Double life

Double life is a bad thing - synonymous of being duplicitous! If one has another self, one can't be trusted - as we won't know what their real intentions are. 

I find this logic problematic. Having a double life, for me, could be living two lives, both equally real. This is the opposite of being duplicitous, as that assumes only one 'real' self is possible. 

But, I argue, that in the modern life, either no real self is possible, or an infinite number of equally real selves are possible. As we live inside stories scripted by others, it will all come down to how we define 'real'. If this means authentic, as one is, this may not be possible: Put my phone in my hand, and I am already different from who I am! If 'real' means enduring, one could say that they have many enduring selves, which manifest when circumstances for them emerge. Nothing dies in the digital realm, if we come to think of it, and those selves may endure even after our physical selves have withered away.

Of course, the question - even if two selves are possible, can one live them simultaneously - is a valid one. Perhaps not: I am a different person when I write poetry than when I am presenting PowerPoint, but I don't do it simultaneously. That way, one can't really live a double life - 40 years of being a novelist PLUS 40 years of being a bureaucrat - it is likely to fractional: To some degree a bureaucrat and to some degree of novelist, but a total of 40 years of being Kafka! 

But that really confusing lifespans with life itself. For each file being signed, each memo being written, the artist never stops being an artist. Same could be said of a bureaucrat, even when they are drinking. Life is what spans everything, all body, all time, all mind! It is not an identity either: Whether you know me as a businessman or as a romantic poet, those are immaterial. Identity is for other people. Life, on the other side, is everywhere. My presentations hold secret signatures of poetry, and in turn, my poems talk about life as it's lived.

What I am trying to prove that one can live double lives well. Lives are stories, and it is possible to have two stories. Simultaneously. That one 'real' self is the official story: It is what the government, church and our institutions wish us to be sublimated to. The multiple lives is where subversion starts - the possibility that I can diverge from my official story is very much the first step of being. Therefore, I shall argue, there could be no self, only selves; no life except lives; to be real, one must accept the possibility of refraction. 
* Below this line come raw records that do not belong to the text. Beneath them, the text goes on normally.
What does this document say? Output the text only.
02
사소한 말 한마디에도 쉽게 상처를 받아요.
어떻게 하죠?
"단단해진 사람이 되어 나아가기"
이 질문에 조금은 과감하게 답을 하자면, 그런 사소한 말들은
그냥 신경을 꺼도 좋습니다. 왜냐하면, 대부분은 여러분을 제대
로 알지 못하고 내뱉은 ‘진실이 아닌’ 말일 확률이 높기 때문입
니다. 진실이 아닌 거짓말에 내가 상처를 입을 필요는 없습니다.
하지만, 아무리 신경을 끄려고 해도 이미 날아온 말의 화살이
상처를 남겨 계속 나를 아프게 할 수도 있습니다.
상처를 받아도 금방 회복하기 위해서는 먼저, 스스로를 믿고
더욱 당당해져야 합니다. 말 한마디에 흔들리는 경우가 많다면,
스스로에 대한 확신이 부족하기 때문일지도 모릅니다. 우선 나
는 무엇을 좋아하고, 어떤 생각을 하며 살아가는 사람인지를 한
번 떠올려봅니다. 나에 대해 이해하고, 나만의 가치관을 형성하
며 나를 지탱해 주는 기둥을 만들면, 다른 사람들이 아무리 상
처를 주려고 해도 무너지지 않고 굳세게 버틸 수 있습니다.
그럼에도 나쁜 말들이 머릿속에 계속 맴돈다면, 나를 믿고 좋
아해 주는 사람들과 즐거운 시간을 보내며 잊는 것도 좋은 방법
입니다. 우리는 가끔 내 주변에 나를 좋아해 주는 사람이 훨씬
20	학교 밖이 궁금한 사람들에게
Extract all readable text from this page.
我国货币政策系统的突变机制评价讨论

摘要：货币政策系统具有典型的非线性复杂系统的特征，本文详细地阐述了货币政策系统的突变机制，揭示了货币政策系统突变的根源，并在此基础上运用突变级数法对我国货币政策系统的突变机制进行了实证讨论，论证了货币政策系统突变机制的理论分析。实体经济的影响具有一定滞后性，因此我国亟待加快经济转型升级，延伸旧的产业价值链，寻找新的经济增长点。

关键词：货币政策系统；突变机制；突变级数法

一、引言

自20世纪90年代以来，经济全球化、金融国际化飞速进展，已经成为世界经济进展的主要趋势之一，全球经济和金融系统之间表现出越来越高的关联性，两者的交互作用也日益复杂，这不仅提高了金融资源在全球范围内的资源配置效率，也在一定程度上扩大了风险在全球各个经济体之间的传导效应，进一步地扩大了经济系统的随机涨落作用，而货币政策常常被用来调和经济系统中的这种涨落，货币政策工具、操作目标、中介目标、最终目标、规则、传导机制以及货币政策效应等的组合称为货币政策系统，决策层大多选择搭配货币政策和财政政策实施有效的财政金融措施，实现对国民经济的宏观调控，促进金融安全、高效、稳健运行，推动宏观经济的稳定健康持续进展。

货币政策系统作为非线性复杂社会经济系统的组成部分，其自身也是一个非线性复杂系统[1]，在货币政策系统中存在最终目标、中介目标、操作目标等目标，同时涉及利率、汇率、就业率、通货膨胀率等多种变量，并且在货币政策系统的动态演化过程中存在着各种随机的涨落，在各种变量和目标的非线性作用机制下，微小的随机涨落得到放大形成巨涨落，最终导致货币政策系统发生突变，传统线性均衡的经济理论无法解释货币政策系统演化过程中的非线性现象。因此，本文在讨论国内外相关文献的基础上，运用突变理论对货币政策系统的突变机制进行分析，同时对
Here comes me. I have forever lived a double life, with a sense of guilt. I have always done whatever was expected of me: I was, as I wrote in one of my poems, 'responsibly restrained'. My life has been the official version of me. Subversion - with its implicit incitement of violence - wasn't for me. When I rediscovered writing poetry, late in my life, I saw it as a part of middle life crisis: Being pulled by powerful emotions, which happened to coincide with the death of a parent! But as I allowed it to grow, I see that it was not an aberration of life. It was a feature. That invitation to writing was always there, but I was too afraid. It was denial and cowardice that made me not write, not to acknowledge my emotions, which were as authentic as my dry-cleaned self. It was not a moment of starting to live a double-life; it was the start of living itself.